Dalam putusan pengadilan, seorang pria bernama Suherdi alias Herdi dinyatakan bersalah dan divonis tiga tahun enam bulan penjara. Dari fakta persidangan, Suherdi diketahui telah menipu 30 calon jamaah haji yang gagal diberangkatkan ke Tanah Suci.
Sementara itu, seorang pihak dari PT Alfath berinisial AJ ikut terseret dalam perkara tersebut dengan dakwaan Pasal 55 KUHP. AJ sempat dijatuhi hukuman enam bulan penjara, namun vonisnya dikurangi menjadi tiga bulan setelah proses banding.

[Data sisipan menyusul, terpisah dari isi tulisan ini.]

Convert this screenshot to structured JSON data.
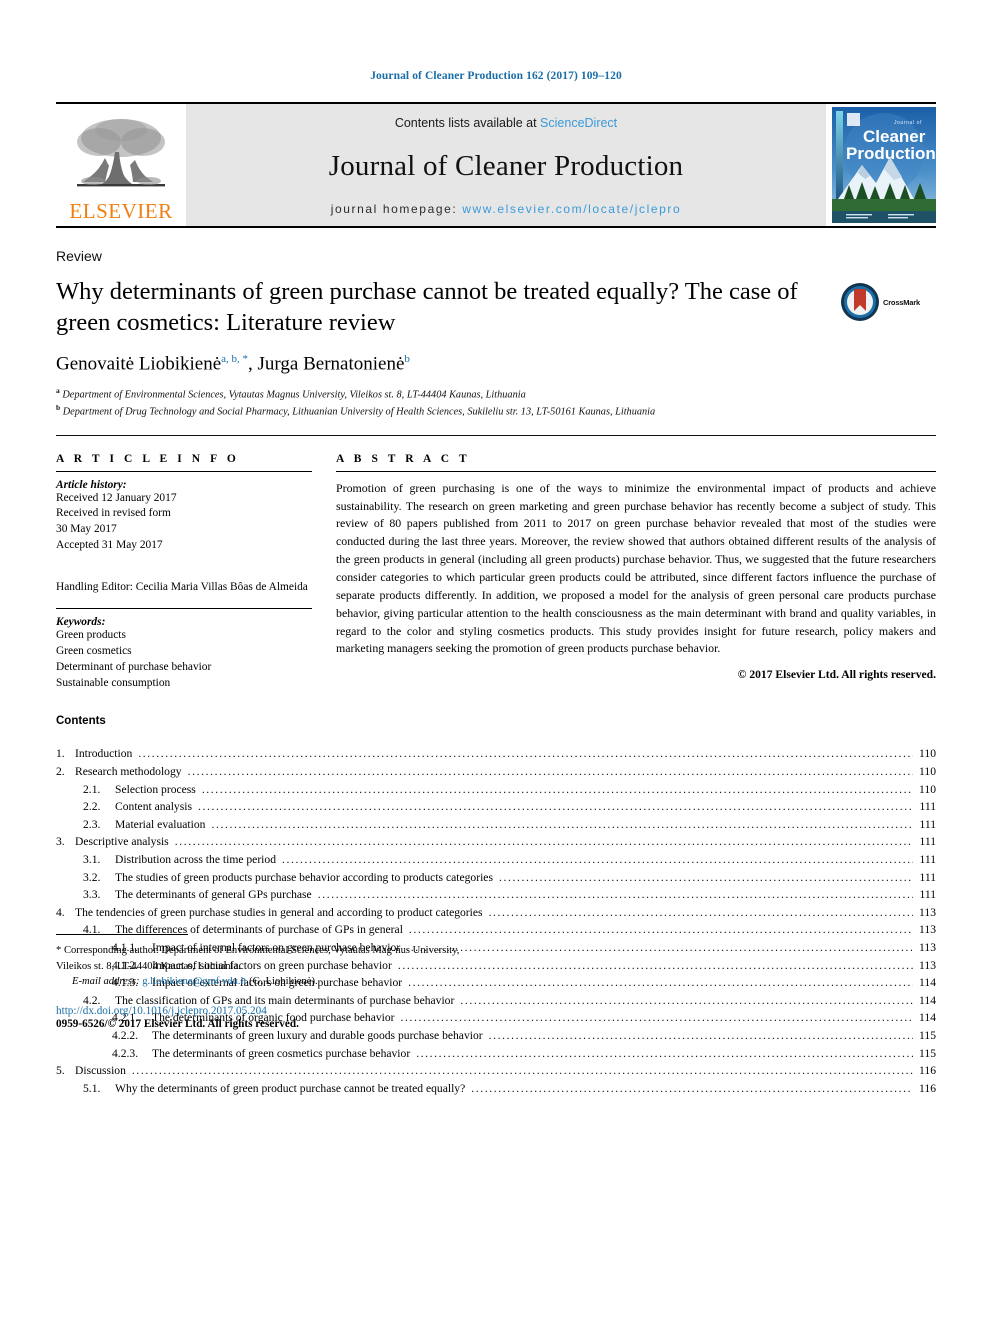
{
  "running_head": "Journal of Cleaner Production 162 (2017) 109–120",
  "masthead": {
    "publisher_name": "ELSEVIER",
    "contents_prefix": "Contents lists available at ",
    "contents_link": "ScienceDirect",
    "journal_name": "Journal of Cleaner Production",
    "homepage_prefix": "journal homepage: ",
    "homepage_url": "www.elsevier.com/locate/jclepro",
    "cover_title_small": "Journal of",
    "cover_title_line1": "Cleaner",
    "cover_title_line2": "Production"
  },
  "article": {
    "type": "Review",
    "title": "Why determinants of green purchase cannot be treated equally? The case of green cosmetics: Literature review",
    "crossmark_label": "CrossMark",
    "author1": "Genovaitė Liobikienė",
    "author1_sups": "a, b, *",
    "author2": "Jurga Bernatonienė",
    "author2_sups": "b",
    "affiliation_a": "Department of Environmental Sciences, Vytautas Magnus University, Vileikos st. 8, LT-44404 Kaunas, Lithuania",
    "affiliation_b": "Department of Drug Technology and Social Pharmacy, Lithuanian University of Health Sciences, Sukileliu str. 13, LT-50161 Kaunas, Lithuania"
  },
  "article_info": {
    "heading": "A R T I C L E  I N F O",
    "history_label": "Article history:",
    "received": "Received 12 January 2017",
    "revised_label": "Received in revised form",
    "revised_date": "30 May 2017",
    "accepted": "Accepted 31 May 2017",
    "handling_editor": "Handling Editor: Cecilia Maria Villas Bôas de Almeida",
    "keywords_label": "Keywords:",
    "keywords": [
      "Green products",
      "Green cosmetics",
      "Determinant of purchase behavior",
      "Sustainable consumption"
    ]
  },
  "abstract": {
    "heading": "A B S T R A C T",
    "text": "Promotion of green purchasing is one of the ways to minimize the environmental impact of products and achieve sustainability. The research on green marketing and green purchase behavior has recently become a subject of study. This review of 80 papers published from 2011 to 2017 on green purchase behavior revealed that most of the studies were conducted during the last three years. Moreover, the review showed that authors obtained different results of the analysis of the green products in general (including all green products) purchase behavior. Thus, we suggested that the future researchers consider categories to which particular green products could be attributed, since different factors influence the purchase of separate products differently. In addition, we proposed a model for the analysis of green personal care products purchase behavior, giving particular attention to the health consciousness as the main determinant with brand and quality variables, in regard to the color and styling cosmetics products. This study provides insight for future research, policy makers and marketing managers seeking the promotion of green products purchase behavior.",
    "copyright": "© 2017 Elsevier Ltd. All rights reserved."
  },
  "contents": {
    "title": "Contents",
    "entries": [
      {
        "level": 1,
        "num": "1.",
        "label": "Introduction",
        "page": "110"
      },
      {
        "level": 1,
        "num": "2.",
        "label": "Research methodology",
        "page": "110"
      },
      {
        "level": 2,
        "num": "2.1.",
        "label": "Selection process",
        "page": "110"
      },
      {
        "level": 2,
        "num": "2.2.",
        "label": "Content analysis",
        "page": "111"
      },
      {
        "level": 2,
        "num": "2.3.",
        "label": "Material evaluation",
        "page": "111"
      },
      {
        "level": 1,
        "num": "3.",
        "label": "Descriptive analysis",
        "page": "111"
      },
      {
        "level": 2,
        "num": "3.1.",
        "label": "Distribution across the time period",
        "page": "111"
      },
      {
        "level": 2,
        "num": "3.2.",
        "label": "The studies of green products purchase behavior according to products categories",
        "page": "111"
      },
      {
        "level": 2,
        "num": "3.3.",
        "label": "The determinants of general GPs purchase",
        "page": "111"
      },
      {
        "level": 1,
        "num": "4.",
        "label": "The tendencies of green purchase studies in general and according to product categories",
        "page": "113"
      },
      {
        "level": 2,
        "num": "4.1.",
        "label": "The differences of determinants of purchase of GPs in general",
        "page": "113"
      },
      {
        "level": 3,
        "num": "4.1.1.",
        "label": "Impact of internal factors on green purchase behavior",
        "page": "113"
      },
      {
        "level": 3,
        "num": "4.1.2.",
        "label": "Impact of social factors on green purchase behavior",
        "page": "113"
      },
      {
        "level": 3,
        "num": "4.1.3.",
        "label": "Impact of external factors on green purchase behavior",
        "page": "114"
      },
      {
        "level": 2,
        "num": "4.2.",
        "label": "The classification of GPs and its main determinants of purchase behavior",
        "page": "114"
      },
      {
        "level": 3,
        "num": "4.2.1.",
        "label": "The determinants of organic food purchase behavior",
        "page": "114"
      },
      {
        "level": 3,
        "num": "4.2.2.",
        "label": "The determinants of green luxury and durable goods purchase behavior",
        "page": "115"
      },
      {
        "level": 3,
        "num": "4.2.3.",
        "label": "The determinants of green cosmetics purchase behavior",
        "page": "115"
      },
      {
        "level": 1,
        "num": "5.",
        "label": "Discussion",
        "page": "116"
      },
      {
        "level": 2,
        "num": "5.1.",
        "label": "Why the determinants of green product purchase cannot be treated equally?",
        "page": "116"
      }
    ]
  },
  "footer": {
    "corresponding_note": "* Corresponding author. Department of Environmental Sciences, Vytautas Mag-nus University, Vileikos st. 8, LT-44404 Kaunas, Lithuania.",
    "email_label": "E-mail address:",
    "email": "g.liobikiene@gmf.vdu.lt",
    "email_owner": "(G. Liobikienė).",
    "doi": "http://dx.doi.org/10.1016/j.jclepro.2017.05.204",
    "issn": "0959-6526/© 2017 Elsevier Ltd. All rights reserved."
  },
  "colors": {
    "link_blue": "#1a6ea8",
    "sd_blue": "#3b9ad9",
    "elsevier_orange": "#f07f13",
    "band_gray": "#e6e6e6"
  }
}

“Untuk AJ, kami saat ini masih menunggu hasil kasasi,” ujar Raymundus.
Ia juga menjelaskan bahwa PT Alfath memang pernah menerima dana pendaftaran haji dari Suherdi sebesar Rp700 juta, namun seluruh uang tersebut telah dikembalikan. Hal itu, lanjutnya, juga dibuktikan dan diakui di persidangan.
“Klien kami sama sekali tidak pernah berhubungan langsung dengan calon jamaah. Tidak ada komunikasi ataupun penerimaan uang dari jamaah kepada PT Alfath,” tegas Raymundus.
Kuasa hukum itu menilai munculnya kembali pemberitaan mengenai laporan polisi atas kasus yang sama sebagai hal yang keliru dan berpotensi menyesatkan publik.
“Perkaranya sudah inkrah. Pelaku utama sudah dihukum. Jadi apa yang sebenarnya digelapkan? Fakta hukum menunjukkan uang itu berada di tangan Suherdi,” jelasnya.
Raymundus juga mengingatkan bahwa berdasarkan Pasal 76 KUHAP, seseorang tidak bisa dituntut dua kali atas perbuatan yang sama yang sudah memiliki kekuatan hukum tetap. Ia meminta agar pemberitaan serupa tidak lagi diputarbalikkan karena berpotensi merugikan nama baik perusahaan.
Sebagai jalan keluar, ia menyarankan pihak yang merasa dirugikan untuk menempuh jalur gugatan perdata bila masih ada persoalan pengembalian uang.
“Gunakan putusan pidana itu sebagai dasar untuk menuntut ganti rugi. Tapi jangan lagi membangun opini yang tidak benar,” tutupnya.
Raymundus juga tidak menutup kemungkinan untuk melaporkan balik dugaan pencemaran nama baik jika isu serupa terus disebarkan ke publik.